This post is for education purposes only and should not be interpreted as a trade recommendation. Options trading may not be suitable for all investors.
America’s most famous motorcycle stock has been in a funk, but now someone seems to think Harley Davidson (HOG) is turning a corner.
Options volume spiked in the stock yesterday as traders crafted a complex upside strategy to leverage a rebound in HOG over the next two months:
- A block of 6,000 June 42.50 calls was bought for $1.29.
- A block of 6,000 June 45 calls was sold for $0.43.
- A block of 6,000 June 37.50 puts was sold for $0.44.
The calls form a bullish vertical spread. Owning the lower-strike contracts locks in a $42.50 entry price where they can purchase HOG shares, while selling the 45s generates income and commits them to selling if the higher level is reached. He or she also sold naked short puts to generate extra income — a high-risk position if HOG breaks below $37.50. See our Knowledge Center for more.
Selling two out-of-the-money options lowered the cost of the trade to $0.42. They will collect $2.50, a potential profit of 495 percent, should the stock close over $45 on expiration.
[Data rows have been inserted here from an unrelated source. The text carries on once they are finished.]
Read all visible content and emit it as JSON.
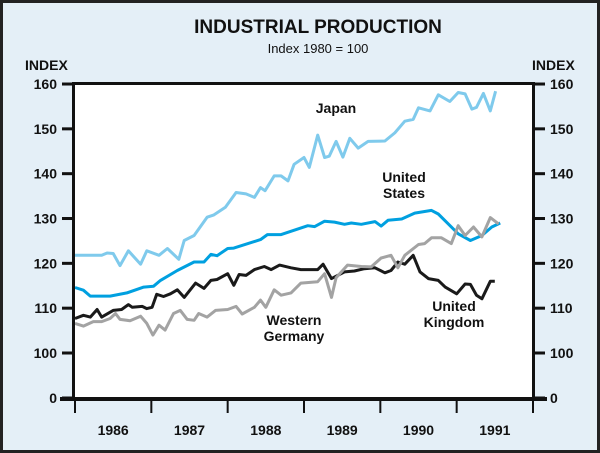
{
  "chart_data": {
    "type": "line",
    "title": "INDUSTRIAL PRODUCTION",
    "subtitle": "Index 1980 = 100",
    "ylabel_left": "INDEX",
    "ylabel_right": "INDEX",
    "xlim": [
      1986,
      1992
    ],
    "ylim": [
      0,
      160
    ],
    "y_axis_break": "between 0 and 100",
    "yticks": [
      "160",
      "150",
      "140",
      "130",
      "120",
      "110",
      "100",
      "0"
    ],
    "ytick_values": [
      160,
      150,
      140,
      130,
      120,
      110,
      100,
      0
    ],
    "xticks": [
      "1986",
      "1987",
      "1988",
      "1989",
      "1990",
      "1991"
    ],
    "grid": false,
    "colors": {
      "background": "#e4eff7",
      "plot": "#ffffff",
      "frame": "#222222"
    },
    "series": [
      {
        "name": "Japan",
        "label_lines": [
          "Japan"
        ],
        "color": "#7fcaec",
        "points": [
          [
            1986.0,
            121.8
          ],
          [
            1986.35,
            121.8
          ],
          [
            1986.42,
            122.3
          ],
          [
            1986.5,
            122.2
          ],
          [
            1986.59,
            119.5
          ],
          [
            1986.7,
            122.8
          ],
          [
            1986.86,
            119.8
          ],
          [
            1986.94,
            122.8
          ],
          [
            1987.1,
            121.8
          ],
          [
            1987.21,
            123.3
          ],
          [
            1987.36,
            120.9
          ],
          [
            1987.43,
            125.1
          ],
          [
            1987.56,
            126.2
          ],
          [
            1987.73,
            130.3
          ],
          [
            1987.82,
            130.8
          ],
          [
            1987.97,
            132.5
          ],
          [
            1988.11,
            135.8
          ],
          [
            1988.24,
            135.5
          ],
          [
            1988.35,
            134.7
          ],
          [
            1988.43,
            136.9
          ],
          [
            1988.49,
            136.2
          ],
          [
            1988.61,
            139.5
          ],
          [
            1988.7,
            139.5
          ],
          [
            1988.79,
            138.4
          ],
          [
            1988.87,
            142.1
          ],
          [
            1989.0,
            143.6
          ],
          [
            1989.07,
            141.4
          ],
          [
            1989.18,
            148.6
          ],
          [
            1989.27,
            143.6
          ],
          [
            1989.33,
            143.9
          ],
          [
            1989.42,
            147.2
          ],
          [
            1989.51,
            143.7
          ],
          [
            1989.6,
            147.9
          ],
          [
            1989.71,
            145.7
          ],
          [
            1989.84,
            147.2
          ],
          [
            1990.06,
            147.3
          ],
          [
            1990.19,
            149.1
          ],
          [
            1990.32,
            151.7
          ],
          [
            1990.43,
            152.1
          ],
          [
            1990.5,
            154.7
          ],
          [
            1990.65,
            154.0
          ],
          [
            1990.76,
            157.6
          ],
          [
            1990.91,
            156.1
          ],
          [
            1991.02,
            158.1
          ],
          [
            1991.11,
            157.8
          ],
          [
            1991.2,
            154.4
          ],
          [
            1991.26,
            154.8
          ],
          [
            1991.35,
            157.9
          ],
          [
            1991.44,
            154.0
          ],
          [
            1991.51,
            158.4
          ]
        ]
      },
      {
        "name": "United States",
        "label_lines": [
          "United",
          "States"
        ],
        "color": "#00a0e0",
        "points": [
          [
            1986.0,
            114.6
          ],
          [
            1986.11,
            114.0
          ],
          [
            1986.2,
            112.7
          ],
          [
            1986.46,
            112.7
          ],
          [
            1986.68,
            113.4
          ],
          [
            1986.9,
            114.7
          ],
          [
            1987.03,
            114.9
          ],
          [
            1987.12,
            116.2
          ],
          [
            1987.34,
            118.4
          ],
          [
            1987.56,
            120.3
          ],
          [
            1987.69,
            120.3
          ],
          [
            1987.78,
            122.0
          ],
          [
            1987.86,
            121.7
          ],
          [
            1988.0,
            123.3
          ],
          [
            1988.08,
            123.4
          ],
          [
            1988.43,
            125.3
          ],
          [
            1988.52,
            126.4
          ],
          [
            1988.7,
            126.4
          ],
          [
            1989.05,
            128.4
          ],
          [
            1989.14,
            128.2
          ],
          [
            1989.27,
            129.4
          ],
          [
            1989.4,
            129.2
          ],
          [
            1989.53,
            128.7
          ],
          [
            1989.62,
            129.0
          ],
          [
            1989.75,
            128.7
          ],
          [
            1989.93,
            129.3
          ],
          [
            1990.01,
            128.3
          ],
          [
            1990.1,
            129.6
          ],
          [
            1990.28,
            129.9
          ],
          [
            1990.45,
            131.2
          ],
          [
            1990.67,
            131.8
          ],
          [
            1990.76,
            131.0
          ],
          [
            1990.89,
            128.8
          ],
          [
            1991.02,
            126.6
          ],
          [
            1991.18,
            125.1
          ],
          [
            1991.33,
            126.2
          ],
          [
            1991.46,
            128.1
          ],
          [
            1991.57,
            129.0
          ]
        ]
      },
      {
        "name": "United Kingdom",
        "label_lines": [
          "United",
          "Kingdom"
        ],
        "color": "#1a1a1a",
        "points": [
          [
            1986.0,
            107.7
          ],
          [
            1986.11,
            108.4
          ],
          [
            1986.2,
            108.0
          ],
          [
            1986.29,
            109.7
          ],
          [
            1986.35,
            108.0
          ],
          [
            1986.5,
            109.5
          ],
          [
            1986.61,
            109.7
          ],
          [
            1986.7,
            110.8
          ],
          [
            1986.75,
            110.2
          ],
          [
            1986.88,
            110.4
          ],
          [
            1986.94,
            109.9
          ],
          [
            1987.01,
            110.2
          ],
          [
            1987.07,
            113.1
          ],
          [
            1987.16,
            112.6
          ],
          [
            1987.25,
            113.2
          ],
          [
            1987.34,
            114.1
          ],
          [
            1987.43,
            112.4
          ],
          [
            1987.58,
            115.6
          ],
          [
            1987.69,
            114.4
          ],
          [
            1987.78,
            116.2
          ],
          [
            1987.86,
            116.4
          ],
          [
            1988.0,
            117.7
          ],
          [
            1988.08,
            115.1
          ],
          [
            1988.15,
            117.5
          ],
          [
            1988.24,
            117.3
          ],
          [
            1988.35,
            118.6
          ],
          [
            1988.48,
            119.3
          ],
          [
            1988.57,
            118.6
          ],
          [
            1988.68,
            119.6
          ],
          [
            1988.83,
            119.0
          ],
          [
            1988.96,
            118.6
          ],
          [
            1989.18,
            118.6
          ],
          [
            1989.25,
            119.8
          ],
          [
            1989.36,
            116.6
          ],
          [
            1989.53,
            118.1
          ],
          [
            1989.66,
            118.3
          ],
          [
            1989.79,
            118.8
          ],
          [
            1989.93,
            119.0
          ],
          [
            1990.06,
            117.9
          ],
          [
            1990.14,
            118.4
          ],
          [
            1990.23,
            120.3
          ],
          [
            1990.32,
            119.8
          ],
          [
            1990.43,
            121.8
          ],
          [
            1990.52,
            118.1
          ],
          [
            1990.63,
            116.6
          ],
          [
            1990.76,
            116.2
          ],
          [
            1990.85,
            114.7
          ],
          [
            1991.0,
            113.2
          ],
          [
            1991.11,
            115.4
          ],
          [
            1991.18,
            115.3
          ],
          [
            1991.26,
            112.9
          ],
          [
            1991.33,
            112.1
          ],
          [
            1991.44,
            116.0
          ],
          [
            1991.5,
            116.0
          ]
        ]
      },
      {
        "name": "Western Germany",
        "label_lines": [
          "Western",
          "Germany"
        ],
        "color": "#a3a3a3",
        "points": [
          [
            1986.0,
            106.6
          ],
          [
            1986.11,
            106.0
          ],
          [
            1986.24,
            107.0
          ],
          [
            1986.35,
            107.0
          ],
          [
            1986.46,
            107.7
          ],
          [
            1986.53,
            108.8
          ],
          [
            1986.59,
            107.5
          ],
          [
            1986.72,
            107.2
          ],
          [
            1986.86,
            108.2
          ],
          [
            1986.94,
            106.6
          ],
          [
            1987.02,
            104.0
          ],
          [
            1987.1,
            106.2
          ],
          [
            1987.18,
            105.1
          ],
          [
            1987.29,
            108.8
          ],
          [
            1987.38,
            109.5
          ],
          [
            1987.47,
            107.5
          ],
          [
            1987.56,
            107.3
          ],
          [
            1987.62,
            108.8
          ],
          [
            1987.73,
            108.0
          ],
          [
            1987.84,
            109.5
          ],
          [
            1988.0,
            109.7
          ],
          [
            1988.11,
            110.4
          ],
          [
            1988.19,
            108.7
          ],
          [
            1988.35,
            110.2
          ],
          [
            1988.43,
            111.8
          ],
          [
            1988.5,
            110.2
          ],
          [
            1988.61,
            114.1
          ],
          [
            1988.7,
            112.9
          ],
          [
            1988.83,
            113.4
          ],
          [
            1988.96,
            115.6
          ],
          [
            1989.18,
            115.9
          ],
          [
            1989.27,
            117.7
          ],
          [
            1989.36,
            112.4
          ],
          [
            1989.42,
            116.8
          ],
          [
            1989.57,
            119.6
          ],
          [
            1989.75,
            119.3
          ],
          [
            1989.88,
            119.2
          ],
          [
            1990.01,
            121.2
          ],
          [
            1990.14,
            121.8
          ],
          [
            1990.23,
            119.0
          ],
          [
            1990.32,
            121.8
          ],
          [
            1990.5,
            124.2
          ],
          [
            1990.58,
            124.4
          ],
          [
            1990.67,
            125.7
          ],
          [
            1990.8,
            125.7
          ],
          [
            1990.93,
            124.4
          ],
          [
            1991.02,
            128.4
          ],
          [
            1991.11,
            126.2
          ],
          [
            1991.22,
            128.1
          ],
          [
            1991.33,
            125.9
          ],
          [
            1991.44,
            130.2
          ],
          [
            1991.55,
            128.8
          ]
        ]
      }
    ]
  }
}
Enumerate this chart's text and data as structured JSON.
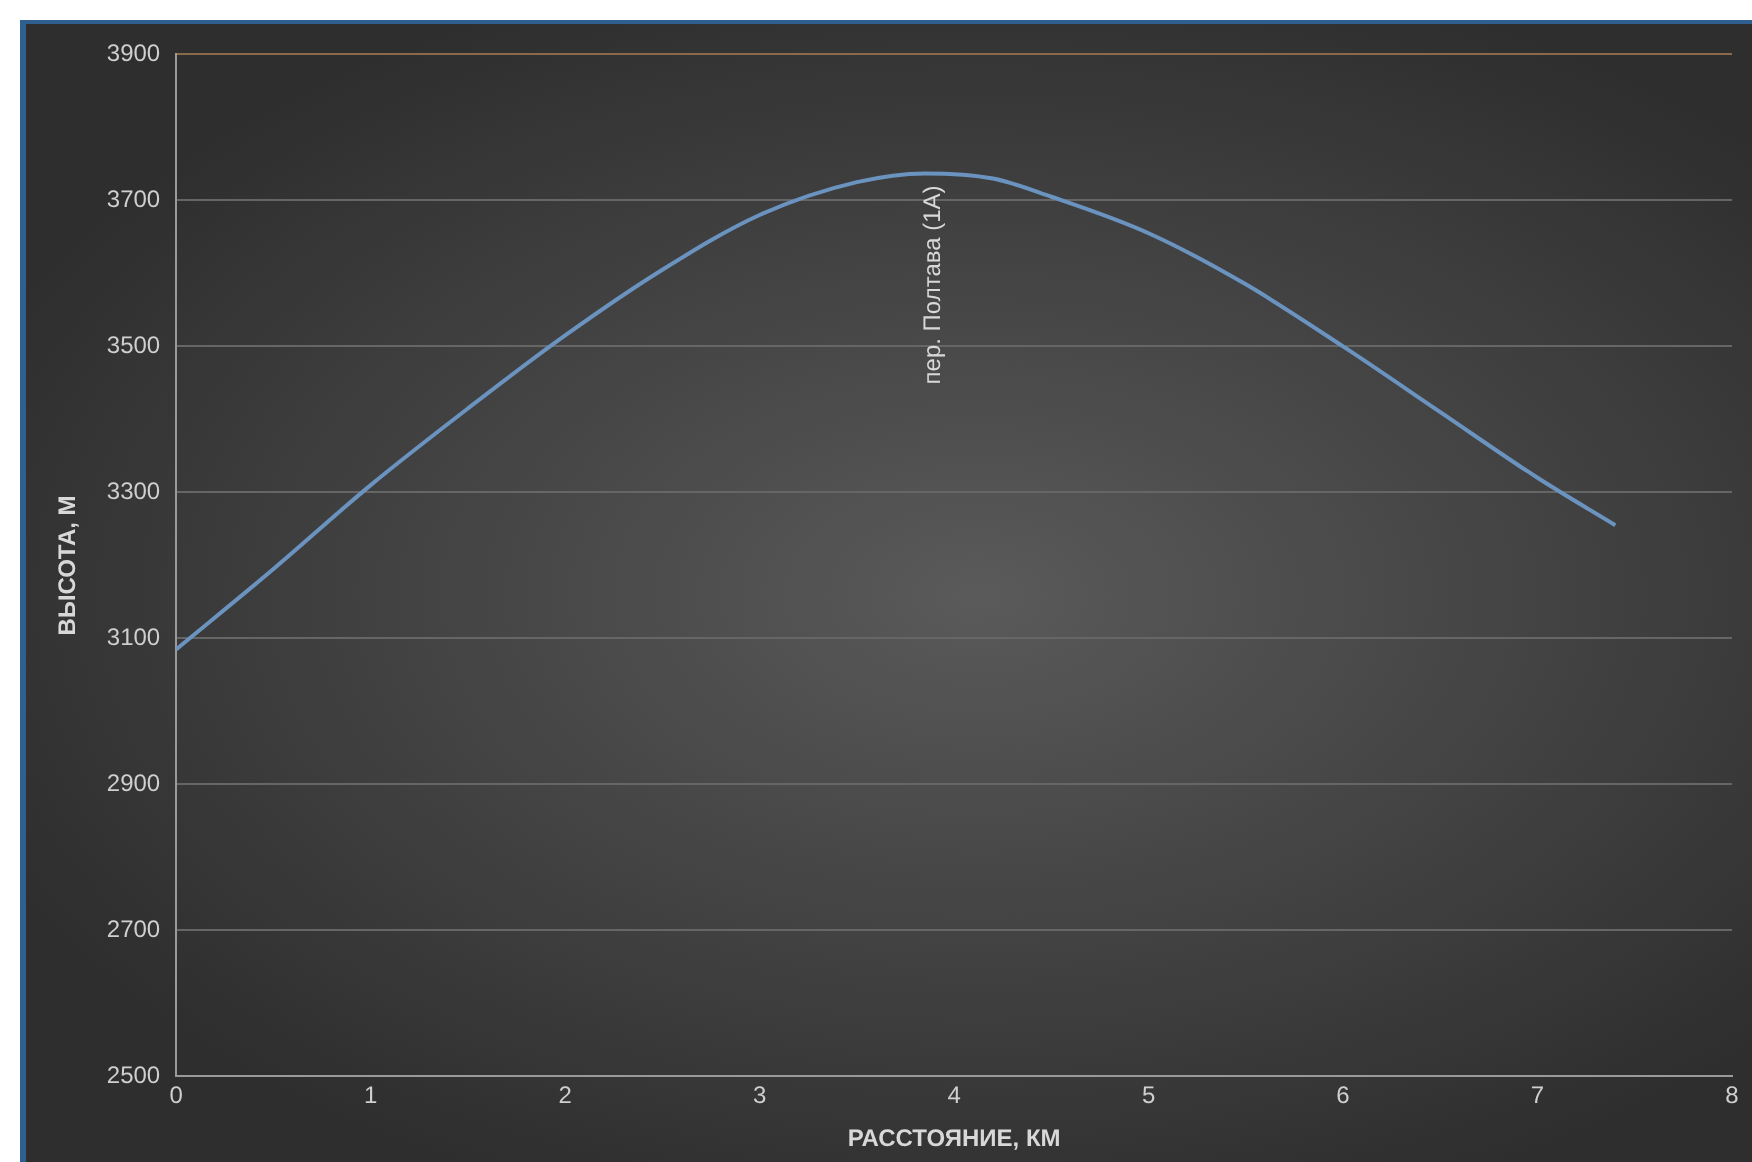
{
  "chart_data": {
    "type": "line",
    "xlabel": "РАССТОЯНИЕ, КМ",
    "ylabel": "ВЫСОТА, М",
    "x": [
      0,
      0.5,
      1,
      1.5,
      2,
      2.5,
      3,
      3.5,
      3.85,
      4.2,
      4.5,
      5,
      5.5,
      6,
      6.5,
      7,
      7.4
    ],
    "series": [
      {
        "color": "#6b93c0",
        "values": [
          3085,
          3195,
          3310,
          3415,
          3515,
          3605,
          3680,
          3725,
          3737,
          3730,
          3705,
          3655,
          3585,
          3500,
          3410,
          3320,
          3255
        ]
      }
    ],
    "xlim": [
      0,
      8
    ],
    "xticks": [
      0,
      1,
      2,
      3,
      4,
      5,
      6,
      7,
      8
    ],
    "ylim": [
      2500,
      3900
    ],
    "yticks": [
      2500,
      2700,
      2900,
      3100,
      3300,
      3500,
      3700,
      3900
    ],
    "grid": "y",
    "legend": false,
    "marker": "none",
    "line_style": "solid",
    "annotations": [
      {
        "text": "пер. Полтава (1А)",
        "x": 3.85,
        "y": 3737
      }
    ]
  }
}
HOG rose 0.76 percent to $42.33 yesterday. It’s lost more than a quarter of its value since the start of last year on weakening sales. But the last quarterly report on April 24, with profit and revenue beating estimates, showed growth of new riders overseas replacing older customers in the U.S.
Wednesday’s option trade was also interesting because the investor sold puts near a long-term low from January 2016. That could make them expect the shares to hold their ground in the near term.
Total option volume in the company was triple the daily average, with the complex three-way trade accounting for the lion’s share of the activity.